As her father, I have watched what that does to a young person. I have watched a student who should have been focused on classes, friendships and the future instead have to think about security, institutional silence and whether her university would enforce its own rules. No parent sends a child to university expecting her to become a test case for whether Jewish students are entitled to equal protection.
Students are asking for what every other student is promised: the ability to walk onto campus, attend events, express their identity and participate in university life without harassment, intimidation or fear.
Universities cannot control every social media post, every protest sign or every political slogan. But they can control their own conduct. They can decide whether harassment policies are enforced consistently. They can determine whether Jewish students receive the same protection afforded to every other community. They can choose whether principles are applied universally or selectively.
Like Sapiro, Liat is not under the illusion that a lawsuit can eliminate antisemitism. Courts cannot eradicate prejudice. But they can establish accountability when institutions fail to uphold their own obligations. They can ask a simple question that universities should be able to answer: were Jewish students protected according to the same standards applied to everyone else?
That is why Jewish students are once again turning to the courts.
A zero-tolerance approach to hate should not be controversial.
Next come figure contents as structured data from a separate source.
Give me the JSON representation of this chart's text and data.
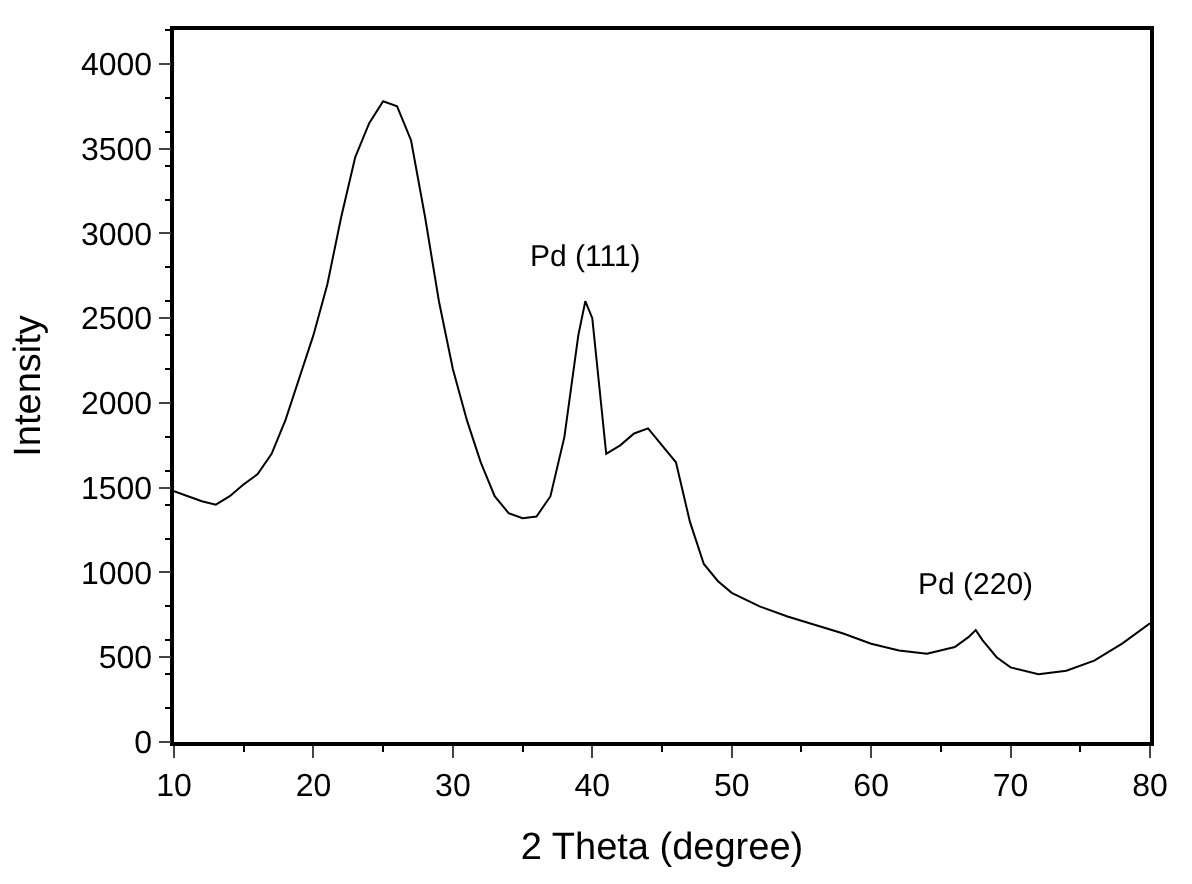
{
  "chart_data": {
    "type": "line",
    "xlabel": "2 Theta (degree)",
    "ylabel": "Intensity",
    "x": [
      10,
      11,
      12,
      13,
      14,
      15,
      16,
      17,
      18,
      19,
      20,
      21,
      22,
      23,
      24,
      25,
      26,
      27,
      28,
      29,
      30,
      31,
      32,
      33,
      34,
      35,
      36,
      37,
      38,
      39,
      39.5,
      40,
      40.5,
      41,
      42,
      43,
      44,
      45,
      46,
      47,
      48,
      49,
      50,
      52,
      54,
      56,
      58,
      60,
      62,
      64,
      66,
      67,
      67.5,
      68,
      69,
      70,
      72,
      74,
      76,
      78,
      80
    ],
    "series": [
      {
        "color": "#000000",
        "values": [
          1480,
          1450,
          1420,
          1400,
          1450,
          1520,
          1580,
          1700,
          1900,
          2150,
          2400,
          2700,
          3100,
          3450,
          3650,
          3780,
          3750,
          3550,
          3100,
          2600,
          2200,
          1900,
          1650,
          1450,
          1350,
          1320,
          1330,
          1450,
          1800,
          2400,
          2600,
          2500,
          2100,
          1700,
          1750,
          1820,
          1850,
          1750,
          1650,
          1300,
          1050,
          950,
          880,
          800,
          740,
          690,
          640,
          580,
          540,
          520,
          560,
          620,
          660,
          600,
          500,
          440,
          400,
          420,
          480,
          580,
          700
        ]
      }
    ],
    "annotations": [
      {
        "text": "Pd (111)",
        "x": 39.5,
        "y": 2600
      },
      {
        "text": "Pd (220)",
        "x": 67.5,
        "y": 660
      }
    ],
    "xlim": [
      10,
      80
    ],
    "xticks": [
      10,
      20,
      30,
      40,
      50,
      60,
      70,
      80
    ],
    "ylim": [
      0,
      4200
    ],
    "yticks": [
      0,
      500,
      1000,
      1500,
      2000,
      2500,
      3000,
      3500,
      4000
    ],
    "marker": "none",
    "line_style": "solid"
  }
}
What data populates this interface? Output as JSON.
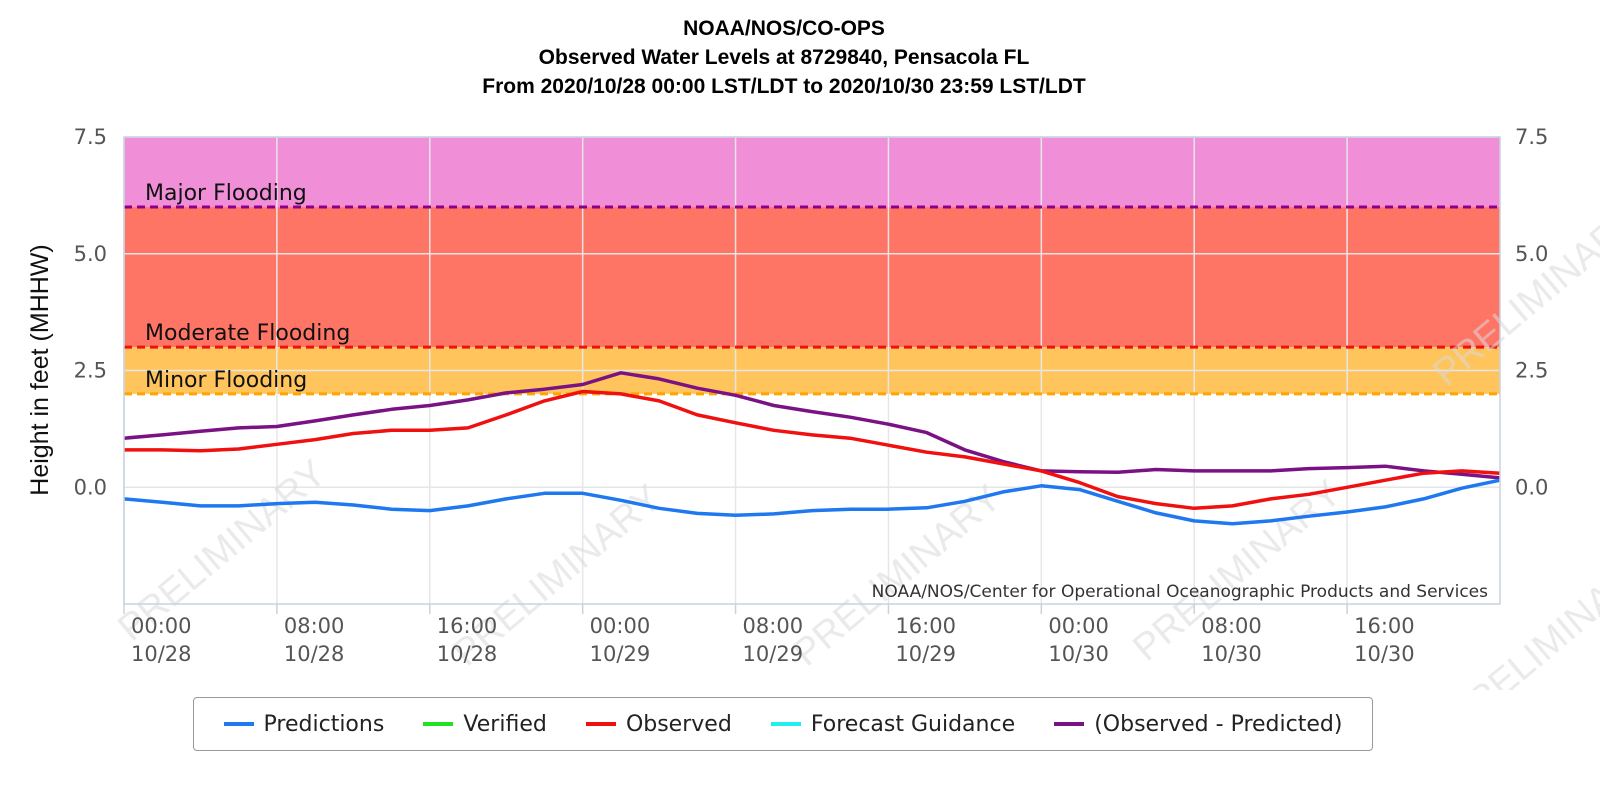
{
  "titles": [
    "NOAA/NOS/CO-OPS",
    "Observed Water Levels at 8729840, Pensacola FL",
    "From 2020/10/28 00:00 LST/LDT to 2020/10/30 23:59 LST/LDT"
  ],
  "credit": "NOAA/NOS/Center for Operational Oceanographic Products and Services",
  "watermark": "PRELIMINARY",
  "colors": {
    "predictions": "#1f78f0",
    "verified": "#22e022",
    "observed": "#f01010",
    "forecast": "#22eef0",
    "difference": "#7a1285",
    "major_band": "#f08fd8",
    "moderate_band": "#ff7565",
    "minor_band": "#ffc55c",
    "major_line": "#8b008b",
    "moderate_line": "#ee1111",
    "minor_line": "#ffa500"
  },
  "legend": [
    {
      "key": "predictions",
      "label": "Predictions"
    },
    {
      "key": "verified",
      "label": "Verified"
    },
    {
      "key": "observed",
      "label": "Observed"
    },
    {
      "key": "forecast",
      "label": "Forecast Guidance"
    },
    {
      "key": "difference",
      "label": "(Observed - Predicted)"
    }
  ],
  "chart_data": {
    "type": "line",
    "ylabel": "Height in feet (MHHW)",
    "y_ticks": [
      "7.5",
      "5.0",
      "2.5",
      "0.0"
    ],
    "y_tick_values": [
      7.5,
      5.0,
      2.5,
      0.0
    ],
    "ylim": [
      -2.5,
      7.5
    ],
    "x_hours_range": [
      0,
      72
    ],
    "x_ticks": [
      {
        "hour": 0,
        "time": "00:00",
        "date": "10/28"
      },
      {
        "hour": 8,
        "time": "08:00",
        "date": "10/28"
      },
      {
        "hour": 16,
        "time": "16:00",
        "date": "10/28"
      },
      {
        "hour": 24,
        "time": "00:00",
        "date": "10/29"
      },
      {
        "hour": 32,
        "time": "08:00",
        "date": "10/29"
      },
      {
        "hour": 40,
        "time": "16:00",
        "date": "10/29"
      },
      {
        "hour": 48,
        "time": "00:00",
        "date": "10/30"
      },
      {
        "hour": 56,
        "time": "08:00",
        "date": "10/30"
      },
      {
        "hour": 64,
        "time": "16:00",
        "date": "10/30"
      }
    ],
    "flood_levels": [
      {
        "name": "Major Flooding",
        "value": 6.0,
        "band_top": 7.5
      },
      {
        "name": "Moderate Flooding",
        "value": 3.0,
        "band_top": 6.0
      },
      {
        "name": "Minor Flooding",
        "value": 2.0,
        "band_top": 3.0
      }
    ],
    "series": [
      {
        "key": "predictions",
        "name": "Predictions",
        "points": [
          [
            0,
            -0.25
          ],
          [
            2,
            -0.32
          ],
          [
            4,
            -0.4
          ],
          [
            6,
            -0.4
          ],
          [
            8,
            -0.35
          ],
          [
            10,
            -0.32
          ],
          [
            12,
            -0.38
          ],
          [
            14,
            -0.47
          ],
          [
            16,
            -0.5
          ],
          [
            18,
            -0.4
          ],
          [
            20,
            -0.25
          ],
          [
            22,
            -0.13
          ],
          [
            24,
            -0.13
          ],
          [
            26,
            -0.28
          ],
          [
            28,
            -0.45
          ],
          [
            30,
            -0.56
          ],
          [
            32,
            -0.6
          ],
          [
            34,
            -0.57
          ],
          [
            36,
            -0.5
          ],
          [
            38,
            -0.47
          ],
          [
            40,
            -0.47
          ],
          [
            42,
            -0.44
          ],
          [
            44,
            -0.3
          ],
          [
            46,
            -0.1
          ],
          [
            48,
            0.03
          ],
          [
            50,
            -0.05
          ],
          [
            52,
            -0.3
          ],
          [
            54,
            -0.55
          ],
          [
            56,
            -0.72
          ],
          [
            58,
            -0.78
          ],
          [
            60,
            -0.72
          ],
          [
            62,
            -0.62
          ],
          [
            64,
            -0.53
          ],
          [
            66,
            -0.42
          ],
          [
            68,
            -0.25
          ],
          [
            70,
            -0.02
          ],
          [
            72,
            0.15
          ]
        ]
      },
      {
        "key": "observed",
        "name": "Observed",
        "points": [
          [
            0,
            0.8
          ],
          [
            2,
            0.8
          ],
          [
            4,
            0.78
          ],
          [
            6,
            0.82
          ],
          [
            8,
            0.92
          ],
          [
            10,
            1.02
          ],
          [
            12,
            1.15
          ],
          [
            14,
            1.22
          ],
          [
            16,
            1.22
          ],
          [
            18,
            1.27
          ],
          [
            20,
            1.55
          ],
          [
            22,
            1.85
          ],
          [
            24,
            2.05
          ],
          [
            26,
            2.0
          ],
          [
            28,
            1.85
          ],
          [
            30,
            1.55
          ],
          [
            32,
            1.38
          ],
          [
            34,
            1.22
          ],
          [
            36,
            1.12
          ],
          [
            38,
            1.05
          ],
          [
            40,
            0.9
          ],
          [
            42,
            0.75
          ],
          [
            44,
            0.65
          ],
          [
            46,
            0.5
          ],
          [
            48,
            0.35
          ],
          [
            50,
            0.1
          ],
          [
            52,
            -0.2
          ],
          [
            54,
            -0.35
          ],
          [
            56,
            -0.45
          ],
          [
            58,
            -0.4
          ],
          [
            60,
            -0.25
          ],
          [
            62,
            -0.15
          ],
          [
            64,
            0.0
          ],
          [
            66,
            0.15
          ],
          [
            68,
            0.3
          ],
          [
            70,
            0.35
          ],
          [
            72,
            0.3
          ]
        ]
      },
      {
        "key": "difference",
        "name": "(Observed - Predicted)",
        "points": [
          [
            0,
            1.05
          ],
          [
            2,
            1.12
          ],
          [
            4,
            1.2
          ],
          [
            6,
            1.27
          ],
          [
            8,
            1.3
          ],
          [
            10,
            1.42
          ],
          [
            12,
            1.55
          ],
          [
            14,
            1.67
          ],
          [
            16,
            1.75
          ],
          [
            18,
            1.87
          ],
          [
            20,
            2.02
          ],
          [
            22,
            2.1
          ],
          [
            24,
            2.2
          ],
          [
            26,
            2.45
          ],
          [
            28,
            2.32
          ],
          [
            30,
            2.12
          ],
          [
            32,
            1.97
          ],
          [
            34,
            1.75
          ],
          [
            36,
            1.62
          ],
          [
            38,
            1.5
          ],
          [
            40,
            1.35
          ],
          [
            42,
            1.17
          ],
          [
            44,
            0.8
          ],
          [
            46,
            0.55
          ],
          [
            48,
            0.35
          ],
          [
            50,
            0.33
          ],
          [
            52,
            0.32
          ],
          [
            54,
            0.38
          ],
          [
            56,
            0.35
          ],
          [
            58,
            0.35
          ],
          [
            60,
            0.35
          ],
          [
            62,
            0.4
          ],
          [
            64,
            0.42
          ],
          [
            66,
            0.45
          ],
          [
            68,
            0.35
          ],
          [
            70,
            0.28
          ],
          [
            72,
            0.2
          ]
        ]
      }
    ]
  }
}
It should be the minimum standard of any institution that claims to value dignity and safety. Yet too often, universities respond to antisemitism with process, ambiguity and delay. They issue statements about inclusion while Jewish students are left to navigate the consequences of exclusion. They celebrate diversity while treating Jewish vulnerability as complicated.
That double standard is corrosive. It tells Jewish students that their safety is negotiable. It tells them that the rules exist, but may not apply with the same force when the hatred is directed at them. And it tells the broader community that antisemitism can be managed as a reputational issue rather than confronted as a moral and institutional failure.
That is what links Sapiro’s case to the cases emerging on Canadian campuses today.
Aaron Sapiro did not defeat antisemitism. But he challenged the machinery that amplified it. He forced one of the most admired men in America to confront the consequences of using his platform to vilify Jews.
Today, the machinery is different. It is more decentralized and harder to contain. But it still depends on institutions that look away, platforms that amplify and authorities that hesitate. Hate does not become powerful merely because it is spoken. It becomes powerful when it is organized, repeated, normalized and left unanswered.
The lesson remains relevant. Hate rarely disappears on its own. It must be confronted by those with the authority to stop it. And when institutions refuse to act, the courts become one of the few places left where accountability can still be demanded.
That was true in Aaron Sapiro’s time. It is true again now.